Laut einer dieser Tage im Journal of Criminal Law and Criminology der Juristischen Fakultät der Northwestern University veröffentlichten Untersuchung sind 88% der führenden Kriminologen des Landes nicht der Auffassung, dass die Todesstrafe Menschen davon abhält, einen Mord zu begehen. Verfasst wurde die Studie von Professor Michael Radelet, Leiter der Soziologischen Fakultät der University of Colorado in Boulder (CU-Boulder), sowie Traci Lacock, einer Anwältin und Studentin im Aufbaustudium Soziologie an der CU-Boulder.

Unter dem Titel 'Verringern Hinrichtungen die Anzahl von Morden? Ansichten führender Kriminologen' bringt die Untersuchung die Begründung der abschreckenden Wirkung für eine Beibehaltung dieses Strafmaßes ins Wanken, sagte Radelet, einer der führenden Sachverständigen der USA zum Thema Todesstrafe

'Diese Angaben zeigen, dass die von sehr vielen als stärkstes Argument für die Todesstrafe ins Feld geführte abschreckende Wirkung sich bei näherer Betrachtung durch qualifizierte Sachverständige als haltlos erweist', sagte Radelet. 'Vielleicht bestehende Rechtfertigungen für die Todesstrafe verlieren an Bedeutung gegenüber deren Kehrseite wie hohe Kosten, Willkür, Hinrichtung Unschuldiger und Abziehen von Finanzmitteln für wirksamere Methoden der Verbrechensvorbeugung und Opferunterstützung.'

Die Untersuchung erfolgte durch Versenden von Fragebögen an die hervorragendstsen Kriminologen der Vereinigten Staaten, darunter Professoren der American Society of Criminology, Preisträgern des prestigeträchtigen Southerland Awards, den die American Society of Criminology verleiht sowie deren frühere Präsidenten. Dieser Verband ist die weltweit führende Organisation von Kriminologen.

Die 77 Befragten wurden nicht nach ihrer persönlichen Einstellung zu Sinn und Zweck der Todesstrafe gefragt, sie sollten die Fragen vielmehr auf der Grundlage ihrer Kenntnisse der diesbezüglichen statistischen Daten beantworten.

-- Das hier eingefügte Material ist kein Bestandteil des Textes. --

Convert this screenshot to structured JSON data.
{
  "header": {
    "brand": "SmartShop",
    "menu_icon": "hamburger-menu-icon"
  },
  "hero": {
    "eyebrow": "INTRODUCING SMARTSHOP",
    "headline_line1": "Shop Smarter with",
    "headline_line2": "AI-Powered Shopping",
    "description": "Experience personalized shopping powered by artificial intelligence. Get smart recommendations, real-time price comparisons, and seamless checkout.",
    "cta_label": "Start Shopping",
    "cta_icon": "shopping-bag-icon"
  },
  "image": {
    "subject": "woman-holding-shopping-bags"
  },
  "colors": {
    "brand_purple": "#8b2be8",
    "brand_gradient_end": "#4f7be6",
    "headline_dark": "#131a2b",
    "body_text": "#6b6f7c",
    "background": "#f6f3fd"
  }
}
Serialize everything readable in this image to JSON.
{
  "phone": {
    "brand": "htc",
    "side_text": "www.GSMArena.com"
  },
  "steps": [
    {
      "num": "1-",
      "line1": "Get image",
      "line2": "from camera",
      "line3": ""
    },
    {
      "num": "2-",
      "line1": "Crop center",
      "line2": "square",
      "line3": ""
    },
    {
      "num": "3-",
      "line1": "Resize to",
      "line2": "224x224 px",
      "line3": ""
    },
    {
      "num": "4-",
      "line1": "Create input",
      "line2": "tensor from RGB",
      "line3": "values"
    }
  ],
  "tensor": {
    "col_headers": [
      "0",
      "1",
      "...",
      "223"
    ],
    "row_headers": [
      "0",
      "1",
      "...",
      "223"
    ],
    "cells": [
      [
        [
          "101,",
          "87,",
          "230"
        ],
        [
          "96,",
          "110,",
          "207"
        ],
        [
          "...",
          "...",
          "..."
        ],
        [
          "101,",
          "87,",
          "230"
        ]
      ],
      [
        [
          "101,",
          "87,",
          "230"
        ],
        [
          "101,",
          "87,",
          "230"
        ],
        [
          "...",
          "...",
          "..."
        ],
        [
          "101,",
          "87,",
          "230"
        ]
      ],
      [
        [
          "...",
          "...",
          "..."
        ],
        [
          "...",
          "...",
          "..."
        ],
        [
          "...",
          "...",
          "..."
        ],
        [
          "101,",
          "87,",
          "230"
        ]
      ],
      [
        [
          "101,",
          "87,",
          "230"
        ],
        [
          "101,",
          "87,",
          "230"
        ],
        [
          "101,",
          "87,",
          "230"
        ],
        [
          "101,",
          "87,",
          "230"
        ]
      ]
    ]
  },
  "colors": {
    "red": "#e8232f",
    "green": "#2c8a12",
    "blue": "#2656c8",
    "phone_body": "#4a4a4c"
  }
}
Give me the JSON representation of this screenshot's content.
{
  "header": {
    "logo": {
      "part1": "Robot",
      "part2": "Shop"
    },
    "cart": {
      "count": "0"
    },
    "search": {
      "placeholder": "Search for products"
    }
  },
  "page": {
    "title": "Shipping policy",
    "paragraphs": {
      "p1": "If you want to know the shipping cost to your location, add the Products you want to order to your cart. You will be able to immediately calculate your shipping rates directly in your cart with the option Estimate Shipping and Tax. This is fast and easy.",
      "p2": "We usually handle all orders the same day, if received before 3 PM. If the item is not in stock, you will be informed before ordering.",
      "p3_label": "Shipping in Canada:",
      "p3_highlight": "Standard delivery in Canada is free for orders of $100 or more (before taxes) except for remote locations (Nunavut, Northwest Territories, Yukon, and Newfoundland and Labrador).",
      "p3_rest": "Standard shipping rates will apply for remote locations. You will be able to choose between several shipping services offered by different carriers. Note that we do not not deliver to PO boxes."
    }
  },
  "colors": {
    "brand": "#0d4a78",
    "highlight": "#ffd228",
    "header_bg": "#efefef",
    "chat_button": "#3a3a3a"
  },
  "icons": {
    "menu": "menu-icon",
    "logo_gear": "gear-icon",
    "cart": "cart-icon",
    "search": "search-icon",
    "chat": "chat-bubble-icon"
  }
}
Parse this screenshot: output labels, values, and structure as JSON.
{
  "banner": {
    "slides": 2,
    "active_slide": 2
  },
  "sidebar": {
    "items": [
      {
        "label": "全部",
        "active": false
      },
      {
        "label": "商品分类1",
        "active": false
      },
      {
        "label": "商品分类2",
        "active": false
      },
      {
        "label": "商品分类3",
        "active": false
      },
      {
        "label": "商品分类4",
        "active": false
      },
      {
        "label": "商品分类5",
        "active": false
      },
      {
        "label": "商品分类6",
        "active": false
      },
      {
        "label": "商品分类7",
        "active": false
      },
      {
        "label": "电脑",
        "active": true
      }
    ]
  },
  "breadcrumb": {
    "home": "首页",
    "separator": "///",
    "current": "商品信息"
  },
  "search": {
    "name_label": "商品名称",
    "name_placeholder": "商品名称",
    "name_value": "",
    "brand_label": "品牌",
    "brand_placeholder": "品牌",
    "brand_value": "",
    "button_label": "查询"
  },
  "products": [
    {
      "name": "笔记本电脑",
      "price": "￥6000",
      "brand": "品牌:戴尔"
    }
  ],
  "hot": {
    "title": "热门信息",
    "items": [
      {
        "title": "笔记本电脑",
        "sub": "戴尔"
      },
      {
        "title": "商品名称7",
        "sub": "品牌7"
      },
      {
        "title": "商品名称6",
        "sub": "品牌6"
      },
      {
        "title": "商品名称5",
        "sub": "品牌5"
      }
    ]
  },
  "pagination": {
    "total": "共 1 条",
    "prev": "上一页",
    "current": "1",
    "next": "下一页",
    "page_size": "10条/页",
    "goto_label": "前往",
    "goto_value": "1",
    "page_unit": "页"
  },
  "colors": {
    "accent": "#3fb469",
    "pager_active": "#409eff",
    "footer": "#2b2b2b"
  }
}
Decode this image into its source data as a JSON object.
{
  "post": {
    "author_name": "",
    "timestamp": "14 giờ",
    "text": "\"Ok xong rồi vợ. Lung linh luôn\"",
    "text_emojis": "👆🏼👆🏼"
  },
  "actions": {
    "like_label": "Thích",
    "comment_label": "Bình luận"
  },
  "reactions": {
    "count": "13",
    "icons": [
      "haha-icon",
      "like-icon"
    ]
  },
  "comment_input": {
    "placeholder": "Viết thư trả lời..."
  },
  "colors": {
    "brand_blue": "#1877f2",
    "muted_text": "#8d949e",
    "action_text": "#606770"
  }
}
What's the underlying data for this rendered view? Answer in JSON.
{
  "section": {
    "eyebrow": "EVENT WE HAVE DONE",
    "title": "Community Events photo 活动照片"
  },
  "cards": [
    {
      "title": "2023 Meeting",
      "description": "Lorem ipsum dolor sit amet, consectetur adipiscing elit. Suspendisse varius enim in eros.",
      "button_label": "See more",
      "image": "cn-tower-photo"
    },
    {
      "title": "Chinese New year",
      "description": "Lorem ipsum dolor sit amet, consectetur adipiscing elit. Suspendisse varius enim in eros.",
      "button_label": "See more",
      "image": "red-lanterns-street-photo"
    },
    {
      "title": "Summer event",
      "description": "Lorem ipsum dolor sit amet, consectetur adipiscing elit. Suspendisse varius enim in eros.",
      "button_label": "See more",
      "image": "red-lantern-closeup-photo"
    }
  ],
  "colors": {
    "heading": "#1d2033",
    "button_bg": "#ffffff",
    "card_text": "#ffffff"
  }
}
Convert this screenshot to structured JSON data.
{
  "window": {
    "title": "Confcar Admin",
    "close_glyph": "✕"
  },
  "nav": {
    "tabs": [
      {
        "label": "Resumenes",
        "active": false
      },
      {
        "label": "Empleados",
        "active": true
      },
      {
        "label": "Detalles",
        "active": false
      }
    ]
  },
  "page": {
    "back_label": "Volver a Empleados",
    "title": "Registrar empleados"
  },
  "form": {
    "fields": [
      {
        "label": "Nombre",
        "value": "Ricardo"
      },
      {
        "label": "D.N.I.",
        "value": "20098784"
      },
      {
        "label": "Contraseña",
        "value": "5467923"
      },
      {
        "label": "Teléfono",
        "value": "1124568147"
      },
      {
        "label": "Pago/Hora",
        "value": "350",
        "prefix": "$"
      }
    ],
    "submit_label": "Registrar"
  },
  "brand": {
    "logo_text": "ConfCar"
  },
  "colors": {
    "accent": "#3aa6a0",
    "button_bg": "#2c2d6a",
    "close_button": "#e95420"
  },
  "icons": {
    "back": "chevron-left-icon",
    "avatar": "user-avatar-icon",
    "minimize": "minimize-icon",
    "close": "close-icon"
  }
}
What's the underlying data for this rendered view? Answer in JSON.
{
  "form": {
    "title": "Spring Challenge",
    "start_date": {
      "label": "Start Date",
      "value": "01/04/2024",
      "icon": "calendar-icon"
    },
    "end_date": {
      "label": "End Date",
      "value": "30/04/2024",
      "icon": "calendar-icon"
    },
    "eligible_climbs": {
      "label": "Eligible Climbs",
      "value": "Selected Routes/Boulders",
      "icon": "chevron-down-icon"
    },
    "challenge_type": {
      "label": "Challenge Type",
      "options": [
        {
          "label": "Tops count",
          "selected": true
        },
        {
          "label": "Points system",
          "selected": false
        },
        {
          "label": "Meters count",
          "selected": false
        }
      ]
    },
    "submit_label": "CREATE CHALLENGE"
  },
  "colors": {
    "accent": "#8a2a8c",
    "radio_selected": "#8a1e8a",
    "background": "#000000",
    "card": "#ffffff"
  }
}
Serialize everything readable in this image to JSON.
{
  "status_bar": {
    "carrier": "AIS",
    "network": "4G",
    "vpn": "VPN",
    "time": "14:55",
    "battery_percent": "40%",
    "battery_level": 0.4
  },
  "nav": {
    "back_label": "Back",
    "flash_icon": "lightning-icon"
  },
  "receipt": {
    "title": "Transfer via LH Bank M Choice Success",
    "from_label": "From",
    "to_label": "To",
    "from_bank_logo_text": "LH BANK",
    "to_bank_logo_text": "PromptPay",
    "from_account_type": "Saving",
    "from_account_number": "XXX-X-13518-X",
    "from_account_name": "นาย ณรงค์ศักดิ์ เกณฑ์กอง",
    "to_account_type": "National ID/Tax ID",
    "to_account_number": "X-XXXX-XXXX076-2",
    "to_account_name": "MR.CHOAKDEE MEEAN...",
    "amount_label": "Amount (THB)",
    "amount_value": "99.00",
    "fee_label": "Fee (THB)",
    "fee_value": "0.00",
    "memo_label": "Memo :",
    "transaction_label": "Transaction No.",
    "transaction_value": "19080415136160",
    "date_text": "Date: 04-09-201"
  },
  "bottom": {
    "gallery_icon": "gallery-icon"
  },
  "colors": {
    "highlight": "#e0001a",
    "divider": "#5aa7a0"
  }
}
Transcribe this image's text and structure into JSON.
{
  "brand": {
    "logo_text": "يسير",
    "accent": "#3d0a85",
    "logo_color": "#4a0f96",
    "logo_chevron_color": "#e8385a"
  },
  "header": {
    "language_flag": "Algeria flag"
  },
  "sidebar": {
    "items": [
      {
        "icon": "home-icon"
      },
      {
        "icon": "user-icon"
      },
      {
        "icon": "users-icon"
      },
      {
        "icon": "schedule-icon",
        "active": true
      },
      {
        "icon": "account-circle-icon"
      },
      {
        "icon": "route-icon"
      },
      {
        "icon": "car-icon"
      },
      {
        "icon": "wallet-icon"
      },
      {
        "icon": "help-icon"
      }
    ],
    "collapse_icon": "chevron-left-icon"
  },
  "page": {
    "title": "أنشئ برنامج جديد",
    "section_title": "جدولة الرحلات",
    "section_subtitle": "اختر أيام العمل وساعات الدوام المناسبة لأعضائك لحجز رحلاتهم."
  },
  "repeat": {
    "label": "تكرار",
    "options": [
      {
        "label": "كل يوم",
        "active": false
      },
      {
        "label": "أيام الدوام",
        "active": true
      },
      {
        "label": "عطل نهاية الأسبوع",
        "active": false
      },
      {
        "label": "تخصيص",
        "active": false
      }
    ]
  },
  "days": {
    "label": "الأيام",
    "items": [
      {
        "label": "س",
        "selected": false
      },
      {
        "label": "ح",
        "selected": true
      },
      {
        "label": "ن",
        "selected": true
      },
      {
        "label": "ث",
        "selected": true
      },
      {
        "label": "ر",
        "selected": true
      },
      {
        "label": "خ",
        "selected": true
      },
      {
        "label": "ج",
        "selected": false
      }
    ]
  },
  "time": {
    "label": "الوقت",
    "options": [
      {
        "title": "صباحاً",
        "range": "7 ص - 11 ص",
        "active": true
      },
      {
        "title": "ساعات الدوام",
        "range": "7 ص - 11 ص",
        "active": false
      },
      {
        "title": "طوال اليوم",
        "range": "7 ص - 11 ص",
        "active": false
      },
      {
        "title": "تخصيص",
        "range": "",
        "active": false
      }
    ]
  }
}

Radelet zufolge waren 87% der Sachverständigen außerdem überzeugt, die Todesstrafe abzuschaffen werde sich nicht signifikant auf die Zahl der Morde auswirken. 75% der Befragten stimmten darin überein, dass 'Auseinandersetzungen über die Todesstrafe den Kongress und Justizausschüsse davon abhalten, sich auf echte Maßnahmen zur Verbrechensbekämpfung zu konzentrieren'.

'Unsere Studie legt nahe, dass die große Mehrheit der weltweit führenden Kriminologen überzeugt sind, die Hypothese der Abschreckung werde durch statistische Forschungen widerlegt', so Radelet und Lacock. 'Kriminologen stimmen darin überein, dass die abschreckende Wirkung der Todesstrafe im Vergleich zu der einer hohen Haftstrafe nicht wirklich höher ist.'

Finanziert wurde die Untersuchung aus Sheilah's Fund der Tides Foundation in San Francisco, und in Auftrag gegeben wurde sie vom Death Penalty Information Center in Washington.